The technical indicators for AFRM are bearish. The MACD is below 0 and negatively contracting, the RSI is neutral at 43.716, and the moving averages show a bearish trend (SMA_200 > SMA_20 > SMA_5). The stock is trading below its pivot level of 51.195, with support at 47.171 and resistance at 55.219.

Analysts highlight promising new partnerships, such as with Intuit, and the potential of new AI-driven tools like AdaptAI/BoostAI to improve growth and margins.
Net income dropped significantly by -180.52% YoY, and EPS fell by -174.19% YoY. Insider selling has increased by 9784.32% over the last month. Analysts have lowered price targets across the board, citing macro risks, competition from Klarna and PayPal, and concerns over Affirm's credit products. Additionally, the stock has an 80% chance of declining -1.71% in the next day and -3.58% in the next month.

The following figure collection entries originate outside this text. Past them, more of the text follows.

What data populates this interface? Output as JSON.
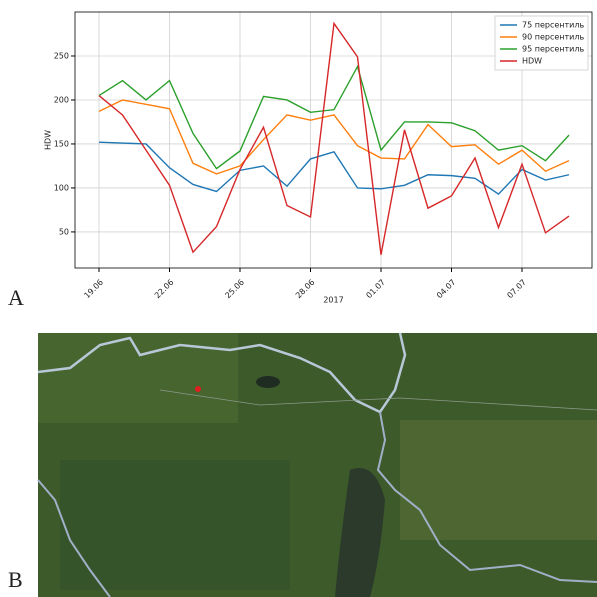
{
  "chart_data": {
    "type": "line",
    "categories": [
      "19.06",
      null,
      null,
      "22.06",
      null,
      null,
      "25.06",
      null,
      null,
      "28.06",
      null,
      null,
      "01.07",
      null,
      null,
      "04.07",
      null,
      null,
      "07.07",
      null,
      null
    ],
    "series": [
      {
        "name": "75 персентиль",
        "color": "#1f77b4",
        "values": [
          152,
          151,
          150,
          123,
          104,
          96,
          120,
          125,
          102,
          133,
          141,
          100,
          99,
          103,
          115,
          114,
          111,
          93,
          121,
          109,
          115
        ]
      },
      {
        "name": "90 персентиль",
        "color": "#ff7f0e",
        "values": [
          187,
          200,
          195,
          190,
          128,
          116,
          125,
          155,
          183,
          177,
          183,
          148,
          134,
          133,
          172,
          147,
          149,
          127,
          143,
          119,
          131
        ]
      },
      {
        "name": "95 персентиль",
        "color": "#2ca02c",
        "values": [
          205,
          222,
          200,
          222,
          162,
          122,
          142,
          204,
          200,
          186,
          189,
          238,
          143,
          175,
          175,
          174,
          165,
          143,
          148,
          131,
          160
        ]
      },
      {
        "name": "HDW",
        "color": "#d62728",
        "values": [
          205,
          183,
          143,
          103,
          27,
          56,
          121,
          169,
          80,
          67,
          287,
          249,
          24,
          166,
          77,
          91,
          134,
          55,
          127,
          49,
          68
        ]
      }
    ],
    "xlabel": "2017",
    "ylabel": "HDW",
    "ylim": [
      9,
      300
    ],
    "yticks": [
      50,
      100,
      150,
      200,
      250
    ],
    "grid": true,
    "legend": "upper right"
  },
  "panel_labels": [
    "A",
    "B"
  ]
}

In Q1 2026, Affirm's revenue increased by 33.62% YoY to $933.34 million. However, net income dropped by -180.52% YoY to $80.69 million, and EPS fell by -174.19% YoY to 0.23. Gross margin slightly improved to 92.33%, up 0.11% YoY.
Analyst sentiment is mixed. While some analysts maintain a Buy rating, many have lowered their price targets, reflecting concerns over BNPL competition, macro risks, and potential delinquencies. Recent price targets range from $55 to $100, with a general trend of downward revisions.